Shares of American Express Co. are poised to rally as analysts signal its earnings growth will outpace companies in the Standard & Poor’s 500 Index, even as investors have yet to reflect such optimism.
The stock -- which closed at $57.67 yesterday -- is still 12 percent below its 2007 high of $65.55, even though the New York-based company is more profitable and consumers are in “better shape” than five years ago, said David Yucius, who oversees $250 million in assets as president of Aurora Investment Counsel in Atlanta. The company’s shares peaked five months before the 18-month recession began in December 2007.
“While the stock is not the most expensive it’s been, it may not be the cheapest, either,” Yucius said. It probably could rally into the $60 range “without breaking too much sweat.”
As the biggest U.S. credit-card issuer by purchases, American Express is a “good proxy” of investor sentiment about discretionary spending, particularly among high-income Americans, Yucius said. That’s because its revenue is derived directly from the amount cardholders charge, he added.
It also “owns,” or is responsible for, the credit risk associated with some of the purchases on its cards, said Sanjay Sakhrani, an analyst in New York at Keefe Bruyette & Woods Inc.
Consumer spending in the U.S. climbed at a 1.4 percent rate in the third quarter, the smallest gain in more than a year and down from a previously reported 2 percent advance, according to data released Nov. 29 by the Commerce Department.
The key to American Express’s outperformance is a resolution in the impass between Congress and President Barack Obama on more than $600 billion in higher taxes and spending cuts scheduled to take effect in January 2013. This has been a drag on investor optimism, partly because the company’s customers -- affluent consumers who typically earn more than $100,000 and corporations both small and global -- “arguably are disproportionately affected by potential tax increases,” Sakhrani said.
American Express has lagged behind the S&P 500 by 7.1 percentage points since July 6 as the analysts’ forward-looking consensus estimate for earnings has outpaced the stock benchmark by 2.9 percentage points.
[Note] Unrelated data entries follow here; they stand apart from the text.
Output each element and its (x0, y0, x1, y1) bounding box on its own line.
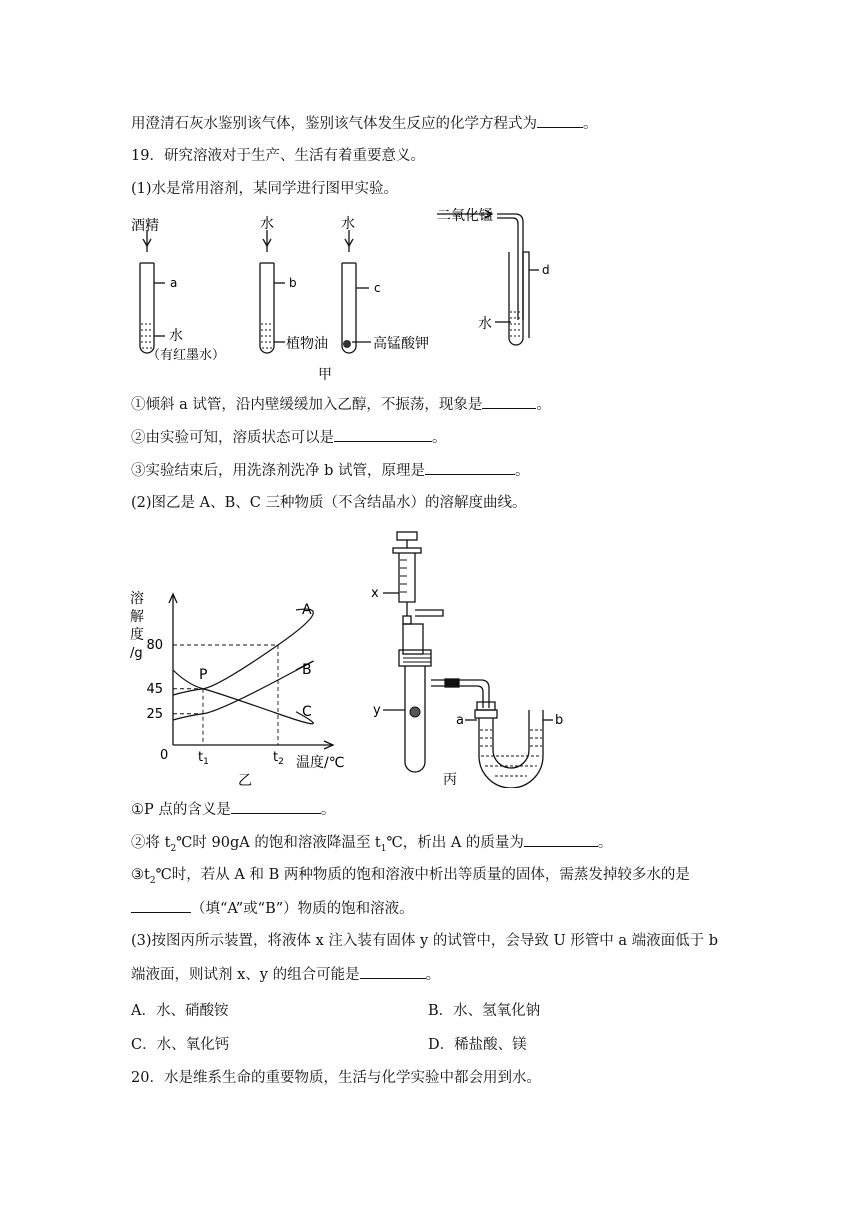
q19-part3: (3)按图丙所示装置，将液体 x 注入装有固体 y 的试管中，会导致 U 形管中 a 端液面低于 b (131, 933, 719, 949)
label-veg-oil: 植物油 (286, 336, 328, 352)
q19-part2: (2)图乙是 A、B、C 三种物质（不含结晶水）的溶解度曲线。 (131, 495, 527, 511)
curve-A (173, 609, 313, 695)
q20-title: 20．水是维系生命的重要物质，生活与化学实验中都会用到水。 (131, 1070, 541, 1086)
label-water-b: 水 (260, 216, 274, 232)
label-c: c (374, 281, 381, 295)
q19-part1: (1)水是常用溶剂，某同学进行图甲实验。 (131, 181, 399, 197)
q19-sub3: ③实验结束后，用洗涤剂洗净 b 试管，原理是 。 (131, 460, 530, 481)
origin-label: 0 (160, 748, 169, 763)
x-tick-t2: $t_2$ (273, 750, 284, 767)
ylabel-4: /g (130, 646, 143, 661)
label-b: b (289, 276, 297, 290)
point-p-label: P (199, 666, 208, 683)
figure-caption-yi: 乙 (238, 773, 252, 789)
q19-part3-cont: 端液面，则试剂 x、y 的组合可能是 。 (131, 964, 440, 985)
answer-blank[interactable] (231, 799, 321, 814)
label-water-a: 水 (169, 328, 183, 344)
label-mno2: 二氧化锰 (437, 208, 493, 224)
option-c[interactable]: C．水、氧化钙 (131, 1037, 230, 1053)
y-tick-25: 25 (146, 706, 163, 722)
q19-title: 19．研究溶液对于生产、生活有着重要意义。 (131, 148, 425, 164)
answer-blank[interactable] (360, 964, 426, 979)
label-x: x (371, 586, 379, 601)
answer-blank[interactable] (131, 898, 191, 913)
label-y: y (373, 703, 381, 718)
figure-bing (365, 530, 565, 788)
ylabel-3: 度 (130, 627, 144, 643)
xlabel: 温度/℃ (296, 755, 345, 771)
q19-sub4: ①P 点的含义是 。 (131, 799, 335, 820)
label-a: a (170, 276, 178, 290)
label-alcohol: 酒精 (131, 218, 159, 234)
series-label-A: A (302, 602, 312, 618)
option-a[interactable]: A．水、硝酸铵 (131, 1003, 229, 1019)
answer-blank[interactable] (524, 832, 598, 847)
ylabel-2: 解 (130, 609, 144, 625)
series-label-B: B (302, 662, 312, 678)
figure-jia (131, 208, 571, 384)
label-b-bing: b (555, 713, 564, 728)
ylabel-1: 溶 (130, 591, 144, 607)
series-label-C: C (302, 703, 312, 720)
q18-tail-line: 用澄清石灰水鉴别该气体，鉴别该气体发生反应的化学方程式为 。 (131, 113, 598, 134)
q19-sub1: ①倾斜 a 试管，沿内壁缓缓加入乙醇，不振荡，现象是 。 (131, 394, 551, 415)
q19-sub2: ②由实验可知，溶质状态可以是 。 (131, 427, 447, 448)
y-tick-80: 80 (146, 638, 163, 653)
label-d: d (542, 263, 550, 277)
x-tick-t1: $t_1$ (198, 750, 209, 767)
label-water-d: 水 (478, 316, 492, 332)
q19-sub6-cont: （填“A”或“B”）物质的饱和溶液。 (131, 898, 414, 919)
solubility-chart (128, 585, 358, 790)
answer-blank[interactable] (334, 427, 432, 442)
option-b[interactable]: B．水、氢氧化钠 (428, 1003, 541, 1019)
y-tick-45: 45 (146, 681, 163, 697)
option-d[interactable]: D．稀盐酸、镁 (428, 1037, 527, 1053)
label-kmno4: 高锰酸钾 (373, 336, 429, 352)
label-water-c: 水 (341, 216, 355, 232)
label-red-ink: （有红墨水） (147, 348, 226, 363)
label-a-bing: a (456, 713, 464, 728)
figure-caption-jia: 甲 (318, 367, 332, 383)
answer-blank[interactable] (482, 394, 536, 409)
q19-sub5: ②将 $t_2℃$时 90gA 的饱和溶液降温至 $t_1℃$，析出 A 的质量为 。 (131, 832, 612, 859)
answer-blank[interactable] (537, 113, 583, 128)
figure-caption-bing: 丙 (443, 772, 457, 788)
answer-blank[interactable] (425, 460, 515, 475)
q19-sub6: $③t_2℃$时，若从 A 和 B 两种物质的饱和溶液中析出等质量的固体，需蒸发掉较多水的是 (131, 867, 690, 886)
While the stock’s performance historically has tracked earnings forecasts on a relative basis, this relationship has collapsed recently. That’s one reason why “American Express presents an interesting opportunity for investors right now,” Sakhrani said.
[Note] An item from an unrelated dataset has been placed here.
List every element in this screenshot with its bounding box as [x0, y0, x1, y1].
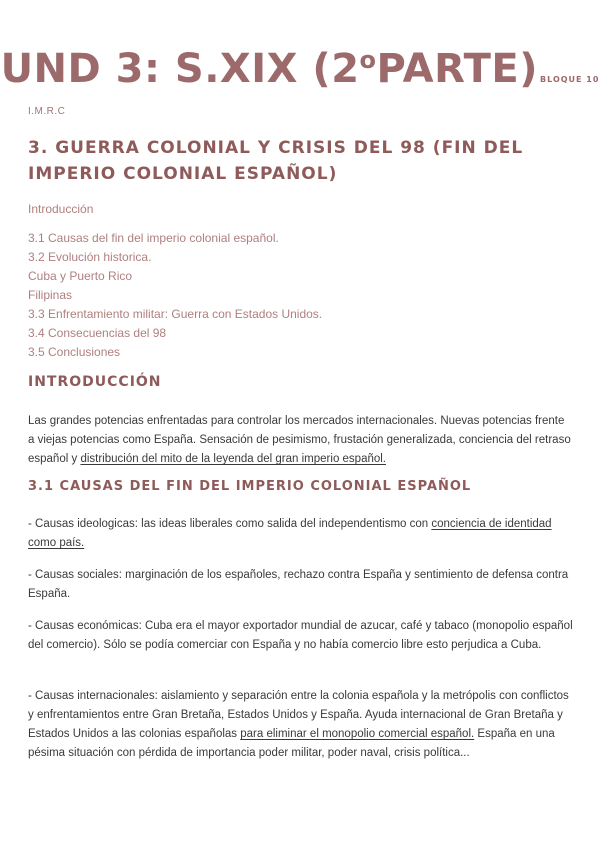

The credit-card issuer’s net income rose to $1.09 a share in the three months ended Sept. 30 from $1.03 a year earlier, the company reported Oct. 17, matching analysts’ estimates.
If the stock trades above the relative peak of Oct. 11 -- six days before the company reported third-quarter results -- this would signal investor sentiment toward the stock is becoming more bullish, said Jim Stellakis, founder and director of research at New York-based research company Technical Alpha Inc. and a chartered market technician. Since mid-October, the shares have been “tracking the broader market,” a reflection of investor indifference.
Even if Congress and Obama can reach an agreement, the result might be only temporary outperformance for American Express shares, according to Lance Roberts, who oversees $500 million as chief executive officer of Streettalk Advisors LLC in Houston.
Any “initial pop” probably would be psychological, rather than driven by fundamentals, because the company’s “top-line sales have been decelerating” this year as sluggish growth in the U.S. and a recession in the 17-nation euro area hurts earnings and profit margins, he said.
An agreement that includes higher taxes would restrain consumer spending, which also could cause American Express to start “under-earning” the market, Roberts said, adding that his fund has never owned shares of the company.
When the relationship between American Express’s stock price and earnings estimates detached in the past, the shares rebounded to catch back up with the analysts’ forecasts, he said. That occurred earlier this year and in 2011 as investors anticipated aggressive monetary policy from the Federal Reserve, creating a bullish influence on their asset-allocation decisions.
“This time could be different,” however, because there’s a diminishing impact from the Fed’s third round of quantitative easing, announced Sept. 13, and future policy action, Roberts said. The central bank said yesterday it will expand its asset-purchase program to buy $45 billion of Treasury securities a month starting in January.
One question investors are asking themselves is “how much to pay for earnings growth that’s driven by operating leverage” from lower expenses, which is “finite,” Sakhrani said. While they await more substantial signs of economic improvement, American Express shares seem “somewhat under-appreciated.”
The stock is trading at about 12 times earnings on a forward-looking basis, which compares with a historical average multiple of 15.5 since January 2000, said Sakhrani, who maintains an “outperform” recommendation on the company.
Even though the U.S. expansion is slow, “we’re not in a 2007-era precipice” and the next three to five years probably will “look at least as good as the last three to five years,” Yucius said. His fund doesn’t currently hold shares of American Express, though the consensus analysts’ earnings estimates of $4.37 this year and $4.71 for 2013 “at least support” the 2007 share-price high, he said.
“This stock has the financial characteristics that pass our screens as growth-at-a-reasonable-price investors.”